The Rights of the Surety

Some of the most important rights available to a Surety are: :

The Benefit of Excussion

The benefit of excussion means the creditor is obliged to first claim and recover from the principal debtor  before turning to the surety for payment of the debt or the part of the debt that remains unpaid.

The Benefit of Division amongst Co-sureties

In the instance where there is more than one surety and where the creditor claims payment of the whole amount or more than  a surety’s allotted share then the surety can demand that the debt be divided between all the co-sureties so that each of them ends up paying only their allotted portion..

The Surety’s Right of Recourse

Where a surety has paid the debt of the principal debtor to the creditor, the surety is entitled to claim payment  from the principal debtor of the amount that he/she has paid to the creditor.

The Right to Contribution by Co-sureties

A co-surety who has paid the debt is, by law, entitled to recover from each of the other co-sureties contributions of their allotted portions of the debt

What is the effect of the National Credit Act 34 of 2005 (“NCA”) on Surety Agreements?

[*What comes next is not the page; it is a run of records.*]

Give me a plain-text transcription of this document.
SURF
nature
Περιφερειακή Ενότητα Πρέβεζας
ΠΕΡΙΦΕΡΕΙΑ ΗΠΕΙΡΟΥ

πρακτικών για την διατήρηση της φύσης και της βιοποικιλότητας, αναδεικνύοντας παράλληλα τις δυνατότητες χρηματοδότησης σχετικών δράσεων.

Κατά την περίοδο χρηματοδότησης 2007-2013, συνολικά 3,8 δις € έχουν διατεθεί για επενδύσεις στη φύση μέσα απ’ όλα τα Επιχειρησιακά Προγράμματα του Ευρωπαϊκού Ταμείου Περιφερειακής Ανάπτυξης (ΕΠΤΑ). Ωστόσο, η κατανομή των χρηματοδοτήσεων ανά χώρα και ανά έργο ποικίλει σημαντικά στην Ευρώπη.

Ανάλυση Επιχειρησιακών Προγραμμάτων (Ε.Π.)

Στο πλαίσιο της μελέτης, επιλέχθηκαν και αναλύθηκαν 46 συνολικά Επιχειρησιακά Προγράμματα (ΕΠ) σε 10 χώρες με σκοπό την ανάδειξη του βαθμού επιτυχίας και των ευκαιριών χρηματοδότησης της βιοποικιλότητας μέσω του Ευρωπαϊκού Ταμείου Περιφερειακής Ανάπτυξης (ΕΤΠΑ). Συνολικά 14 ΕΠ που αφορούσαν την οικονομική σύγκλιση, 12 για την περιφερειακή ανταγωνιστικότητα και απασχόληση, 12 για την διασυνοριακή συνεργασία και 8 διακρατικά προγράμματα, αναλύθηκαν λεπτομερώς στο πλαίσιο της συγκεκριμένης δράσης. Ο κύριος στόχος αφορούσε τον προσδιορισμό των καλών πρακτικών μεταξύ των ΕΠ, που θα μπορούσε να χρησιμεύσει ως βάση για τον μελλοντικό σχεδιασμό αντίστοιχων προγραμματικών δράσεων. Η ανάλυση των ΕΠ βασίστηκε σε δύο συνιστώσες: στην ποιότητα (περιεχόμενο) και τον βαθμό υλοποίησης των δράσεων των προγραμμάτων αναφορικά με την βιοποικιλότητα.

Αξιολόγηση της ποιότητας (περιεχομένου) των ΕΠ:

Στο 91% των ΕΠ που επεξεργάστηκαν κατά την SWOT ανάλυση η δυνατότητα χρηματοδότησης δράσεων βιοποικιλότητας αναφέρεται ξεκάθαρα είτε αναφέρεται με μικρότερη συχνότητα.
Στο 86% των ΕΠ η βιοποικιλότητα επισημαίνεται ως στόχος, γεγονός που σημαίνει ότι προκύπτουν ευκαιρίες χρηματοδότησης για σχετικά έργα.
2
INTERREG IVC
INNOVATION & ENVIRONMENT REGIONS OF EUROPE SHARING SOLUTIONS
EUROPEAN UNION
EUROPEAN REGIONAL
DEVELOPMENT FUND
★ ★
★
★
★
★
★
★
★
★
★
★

A suretyship agreement is an important  tool that credit providers use in limiting the risk of granting credit. It is therefore important to establish  whether a suretyship agreement is a credit agreement in terms of the National Credit Act.  Whether or not suretyship agreements will fall within the ambit of the NCA depends on whether or not the principal agreement is regulated by the NCA.

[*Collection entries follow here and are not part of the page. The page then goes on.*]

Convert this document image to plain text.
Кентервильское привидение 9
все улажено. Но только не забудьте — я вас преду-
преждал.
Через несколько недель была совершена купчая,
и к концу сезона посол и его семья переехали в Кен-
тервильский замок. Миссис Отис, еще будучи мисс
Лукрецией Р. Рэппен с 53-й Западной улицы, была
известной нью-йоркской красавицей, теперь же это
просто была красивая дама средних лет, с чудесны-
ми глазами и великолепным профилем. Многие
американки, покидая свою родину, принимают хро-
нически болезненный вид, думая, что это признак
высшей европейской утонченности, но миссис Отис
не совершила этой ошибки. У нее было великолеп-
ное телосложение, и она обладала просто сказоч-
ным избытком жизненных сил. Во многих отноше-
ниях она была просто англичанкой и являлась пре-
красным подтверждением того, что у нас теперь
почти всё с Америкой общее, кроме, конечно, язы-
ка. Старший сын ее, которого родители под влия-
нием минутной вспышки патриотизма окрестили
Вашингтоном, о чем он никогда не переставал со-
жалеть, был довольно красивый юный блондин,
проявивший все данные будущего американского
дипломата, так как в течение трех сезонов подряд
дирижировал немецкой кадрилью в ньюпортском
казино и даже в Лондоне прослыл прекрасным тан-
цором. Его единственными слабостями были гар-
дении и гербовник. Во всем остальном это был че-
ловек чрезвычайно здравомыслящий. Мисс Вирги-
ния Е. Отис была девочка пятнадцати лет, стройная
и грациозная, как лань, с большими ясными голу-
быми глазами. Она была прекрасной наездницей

In the recent High Court decision of First Rand Bank Ltd v Carl Beck Estates (Pty) Ltd the court made an obiter remarked  that the NCA  applies to suretyship agreements and that it clearly falls  within the definition of a “credit guarantee” as set out in section 8(5) of the NCA.  However, it would only apply to a surety to the extent that the NCA applies to the underlying credit facility or credit transaction (principal debt) in respect of which the suretyship is granted.

Likewise, where the principal debtor in terms of the underlying credit agreement is not a “consumer” as defined in the NCA, the surety (even if he is also a co-principal debtor and in his own right constitutes a “consumer” for the purposes of the Act) would not be able to rely on the protection afforded by the NCA.  If the NCA is applicable to a suretyship the surety would be able to rely on various protection mechanisms of the NCA, and would be entitled to raise defences afforded by the NCA such as “reckless credit lending”, or that the entire underlying credit agreement is unlawful.   The credit provider would also have to follow and comply with the debt collection procedure set out in the NCA if it wished to enforce the credit agreement where the principal debtor has defaulted.

Conclusion

People should be wary of signing suretyship as you are taking responsibility for the payment of someone else’s debts.  Once you have signed as surety it is very difficult to escape liability on the basis that you were not aware of the suretyship clause in the agreement.  In terms of current case law a signatory to an agreement is obliged to familiarise  himself  of the contents of a document which he is signing.  This confirms the Roman law expression caveat subscriptor meaning “let the signatory beware.),  This however applies to anyone who enters into a contract, and not only to suretyships.   It is therefore important that, in order to protect yourself, you should consult with an attorney before you take on the responsibility for someone else’s debts.